With the intention to establish the perfect GPU with respect to cost, I collected the ebay costs utilizing the ebay API and computed the relative efficiency per greenback (USD) for brand spanking new playing cards:
I did the identical for used playing cards however because the rankings don’t change an excessive amount of I omit the plot.
To pick the perfect GPU in your funds, you’ll be able to choose one of many prime GPUs for the biggest reminiscence you’ll be able to afford. My advice could be:
If you wish to dive into extra technical elements I counsel to learn Tim Dettmers’ wonderful information on Which GPU(s) to Get for Deep Studying.
Slot width
When constructing a multi-GPU system, we have to plan how one can bodily match the GPUs right into a PC case. Since GPUs develop bigger and bigger, particularly the gaming collection, this turns into extra of a problem. Shopper motherboards have as much as 7 PCIe slots and PC instances are constructed round this setup. A 4090 can simply take up 4 slots relying on producer, so you’ll be able to see why this turns into a problem. Moreover we must always depart a minimum of 1 slot between GPUs that aren’t blower model or watercooled to keep away from overheating. We’ve the next choices:
Watercooling
Watercooled variants will take as much as 2 slots however they’re dearer. You’ll be able to alternatively convert an air-cooled GPU however it will void the guarantee. For those who don’t get All-in-One (AIO) options you have to to construct a customized watercooling loop. That is additionally true if you wish to match a number of watercooled GPUs because the AIO radiators could not match within the case. Constructing your individual loop is dangerous and I wouldn’t personally do it with costly playing cards. I might solely purchase AIO options straight from the manufactures (danger averse 🙈).
Aircooled 2–3 slot playing cards and PCIe risers
On this state of affairs you interleave playing cards on PCIe slots and playing cards related with PCIe riser cables. The PCIe riser playing cards will be positioned someplace contained in the PC case or within the open air. In both case you need to ensure the GPUs are secured (see additionally the part about PC instances).
Energy (TDP)
Fashionable GPUs get increasingly energy hungry. As an illustration, A 4090 requires 450 W whereas a H100 can rise up to 700 W. Other than the ability invoice, becoming three or extra GPUs turns into a problem. That is very true within the US that the ability sockets can ship as much as round 1800w.

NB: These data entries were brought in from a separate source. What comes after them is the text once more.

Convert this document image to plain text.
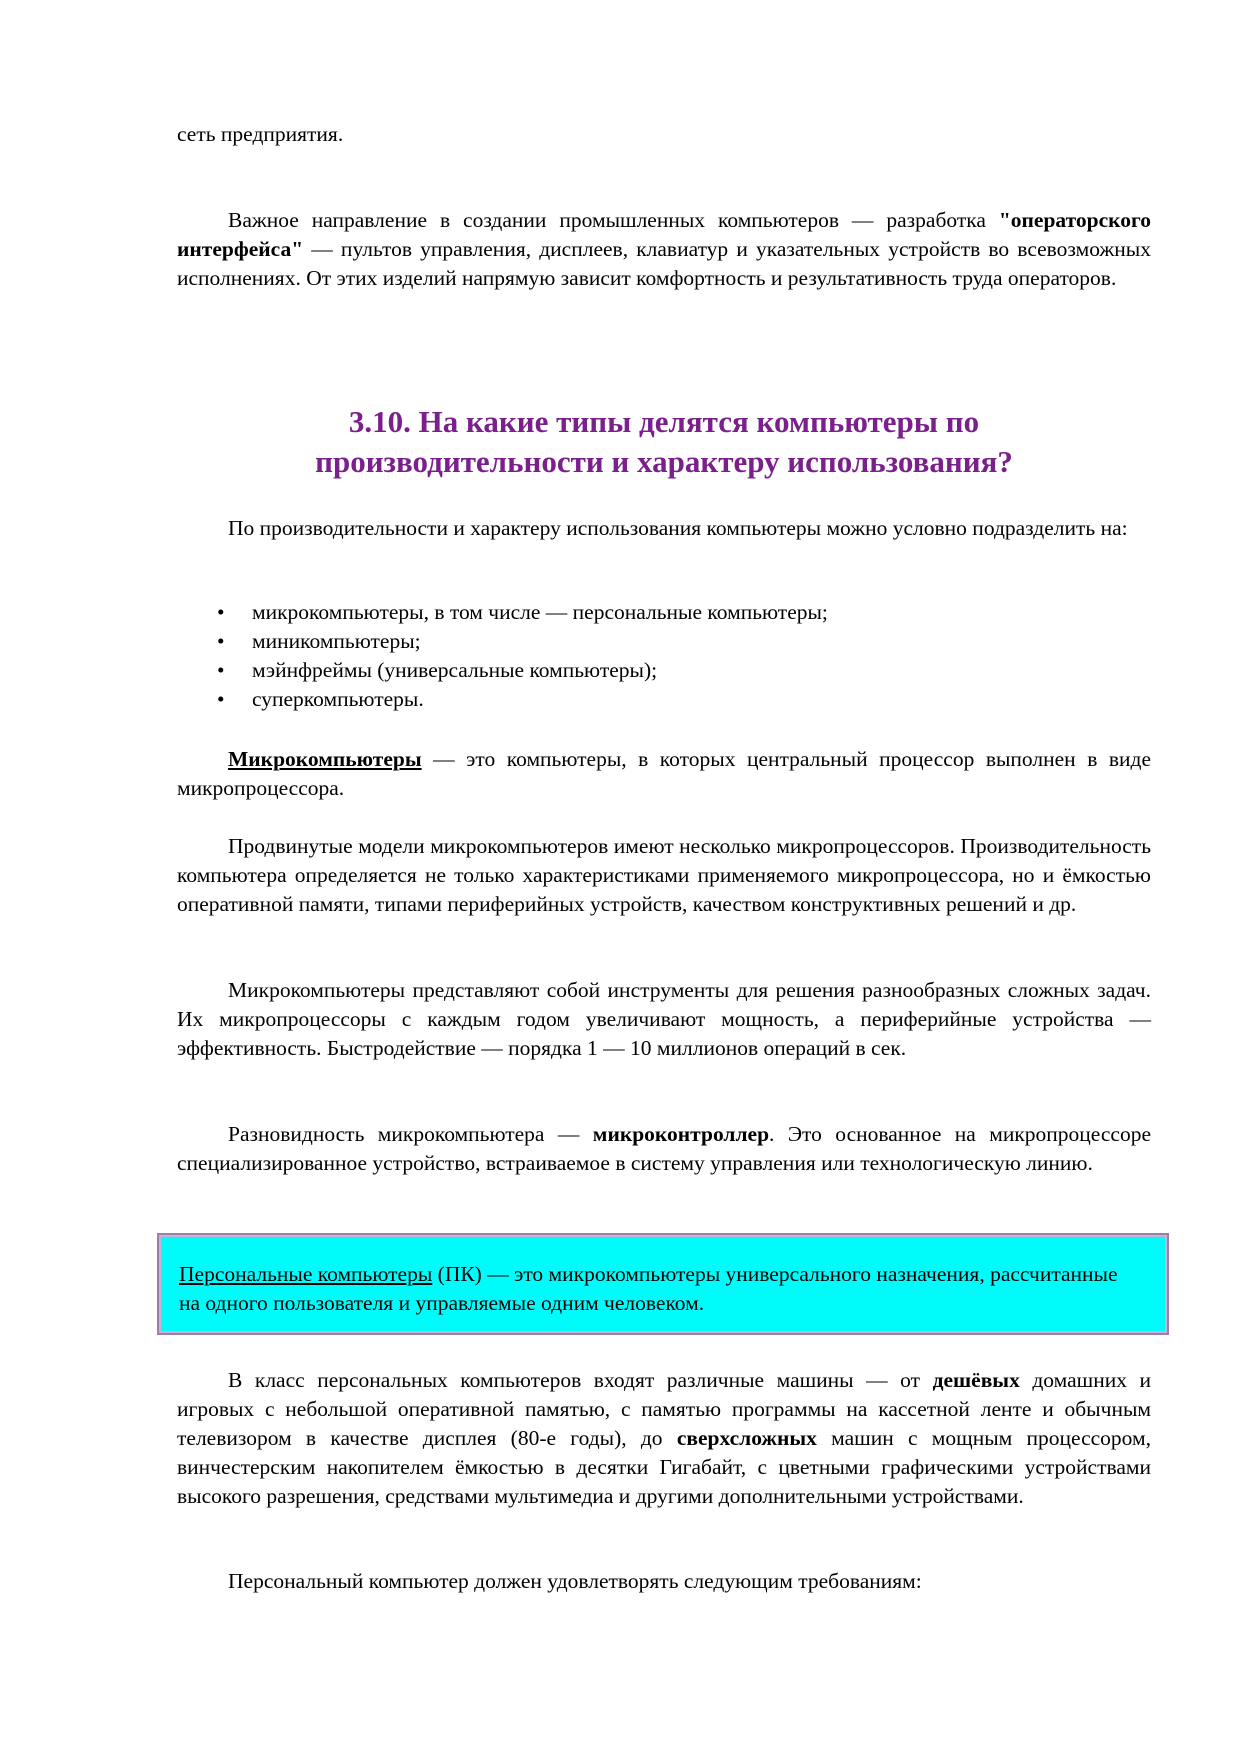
сеть предприятия.

Важное направление в создании промышленных компьютеров — разработка "операторского интерфейса" — пультов управления, дисплеев, клавиатур и указательных устройств во всевозможных исполнениях. От этих изделий напрямую зависит комфортность и результативность труда операторов.

3.10. На какие типы делятся компьютеры по
производительности и характеру использования?

По производительности и характеру использования компьютеры можно условно подразделить на:

• микрокомпьютеры, в том числе — персональные компьютеры;
• миникомпьютеры;
• мэйнфреймы (универсальные компьютеры);
• суперкомпьютеры.

Микрокомпьютеры — это компьютеры, в которых центральный процессор выполнен в виде микропроцессора.

Продвинутые модели микрокомпьютеров имеют несколько микропроцессоров. Производительность компьютера определяется не только характеристиками применяемого микропроцессора, но и ёмкостью оперативной памяти, типами периферийных устройств, качеством конструктивных решений и др.

Микрокомпьютеры представляют собой инструменты для решения разнообразных сложных задач. Их микропроцессоры с каждым годом увеличивают мощность, а периферийные устройства — эффективность. Быстродействие — порядка 1 — 10 миллионов операций в сек.

Разновидность микрокомпьютера — микроконтроллер. Это основанное на микропроцессоре специализированное устройство, встраиваемое в систему управления или технологическую линию.

Персональные компьютеры (ПК) — это микрокомпьютеры универсального назначения, рассчитанные на одного пользователя и управляемые одним человеком.

В класс персональных компьютеров входят различные машины — от дешёвых домашних и игровых с небольшой оперативной памятью, с памятью программы на кассетной ленте и обычным телевизором в качестве дисплея (80-е годы), до сверхсложных машин с мощным процессором, винчестерским накопителем ёмкостью в десятки Гигабайт, с цветными графическими устройствами высокого разрешения, средствами мультимедиа и другими дополнительными устройствами.

Персональный компьютер должен удовлетворять следующим требованиям:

An answer to this drawback in case you are getting near the max energy you’ll be able to draw out of your PSU / energy socket is power-limiting. All it’s good to cut back the max energy a GPU can draw is:
sudo nvidia-smi -i <GPU_index> -pl <power_limit>the place:
GPU_index: the index (quantity) of the cardboard because it proven with nvidia-smi
power_limit: the ability in W you need to use
Energy-limiting by 10-20% has been proven to scale back efficiency by lower than 5% and retains the playing cards cooler (experiment by Puget Programs). Energy-limiting 4 3090s as an example by 20% will cut back their consumption to 1120w and might simply slot in a 1600w PSU / 1800w socket (assuming 400w for the remainder of the elements).